The composite reference standard used in this study "allowed controlling for false-negative conventional coronary angiography results by unblinding angiographers to coronary CTA findings and prompting re-evaluation of conventional coronary angiograms when results of the two tests were discrepant," the group wrote.

The typical radiation dose from coronary CTA was approximately 12 to 13 mSv, but in future studies the dose can be reduced substantially by moving to prospective gating for most patients, Schoepf said.

"I believe we have enough data and our own experience shows that you don't really lose anything in terms of diagnostic accuracy if you use prospective gating," Schoepf said. Even in patients who experience arrhythmia in the middle of an acquisition, most vendors have developed software that turns off the tube and pauses the acquisition until the extra systole has passed, such that arrhythmia is less and less an issue.

The study represents the first use of such an enhanced reference standard in cardiac imaging, but it's been successfully used in virtual colonoscopy, first by Dr. Perry Pickhardt from the University of Wisconsin-Madison in comparison with the conventional colonoscopy gold standard (New England Journal of Medicine, December 4, 2003, Vol. 349:23, pp. 2191-2220).

Pickhardt's use of an enhanced reference standard was definitely an inspiration for the study, Schoepf said, adding that an enhanced reference standard is the only way to analyze the performance of a new test on an level playing field.

"When we deal with novel technology that may be very good, we're always running up against the problem that we have to compare it to the gold standard," he said. But if even a flawed reference standard is the ideal, "an established methodology that's been around for years will always be superior," he said. But for a new test to have a chance, "it will have to exceed the performance of the reference standard," he said.

Angiography's limitations are well known, the authors said. "Because of its castlike nature, conventional coronary angiography detects coronary atherosclerotic disease only if the vascular lumen is compromised," they wrote.

Conventional coronary angiography shows cross-sectional anatomy from a 2D silhouette of the contrast-filled lumen. For a complicated coronary lesion, "arbitrary projection angles may significantly misrepresent stenosis severity," they wrote.

In addition, the subjective nature and strong observer dependence of conventional coronary angiography is well known.

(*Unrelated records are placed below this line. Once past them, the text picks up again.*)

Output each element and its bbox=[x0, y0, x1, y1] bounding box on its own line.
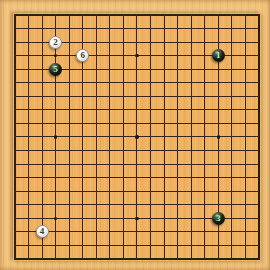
stone-move-number: 3 bbox=[216, 211, 221, 224]
stone-move-number: 1 bbox=[216, 49, 221, 62]
stone-black-move-1[interactable]: 1 bbox=[212, 49, 225, 62]
stone-move-number: 2 bbox=[53, 35, 58, 48]
stone-black-move-3[interactable]: 3 bbox=[212, 212, 225, 225]
stone-white-move-6[interactable]: 6 bbox=[76, 49, 89, 62]
stone-move-number: 4 bbox=[40, 225, 45, 238]
go-board-scene: 123456 bbox=[0, 0, 270, 270]
stone-white-move-4[interactable]: 4 bbox=[36, 225, 49, 238]
stone-white-move-2[interactable]: 2 bbox=[49, 36, 62, 49]
stone-move-number: 5 bbox=[53, 62, 58, 75]
stone-move-number: 6 bbox=[80, 49, 85, 62]
stones-layer: 123456 bbox=[8, 8, 265, 265]
stone-black-move-5[interactable]: 5 bbox=[49, 63, 62, 76]
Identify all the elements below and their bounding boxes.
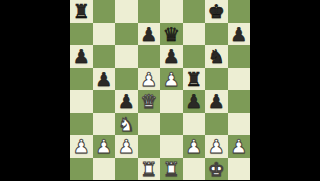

Coronary CTA, on the other hand, "is a true cross-sectional imaging technique and thus not subject to the limitations of projection angiography," they wrote. The accumulation of atherosclerotic plaque is easily seen and can guide the reader to a better evaluation of affected vessel segments.

Intravascular ultrasound studies show that even significant plaque may not be depicted at angiography. However IVUS was not used in the study protocol and constitutes a study limitation, though IVUS is restricted to larger vessels.

Another limitation was the research setting, and the fact that all patients had been referred for angiography. The prevalence of disease was high at 39%, which tends to increase sensitivity.

Coronary CTA compares more favorably with conventional angiography than is suggested by the existing literature, the group concluded.

"For future studies, the use of an enhanced, composite reference standard would be more appropriate for assessing the true accuracy of coronary CTA for stenosis detection than comparison with conventional coronary angiography alone," they wrote. In clinical use, CT can even improve the performance of catheter angiography.

"For the next step, what we want to do is follow exactly the paradigm of virtual colonoscopy," which can be used to boost the results of conventional colonography in studies that perform both tests, he said.

So if coronary CTA shows significant findings -- for example, CT shows a left main stenosis at coronary CT that's difficult to visualize at angiography -- the radiologist can describe those results to the angiographer, who can acquire additional views "and either confirm or dismiss the finding" at angiography, Schoepf said.

"By integrating the CT results into catheter angiography you can improve the diagnostic yield and accuracy" of angiography, he said.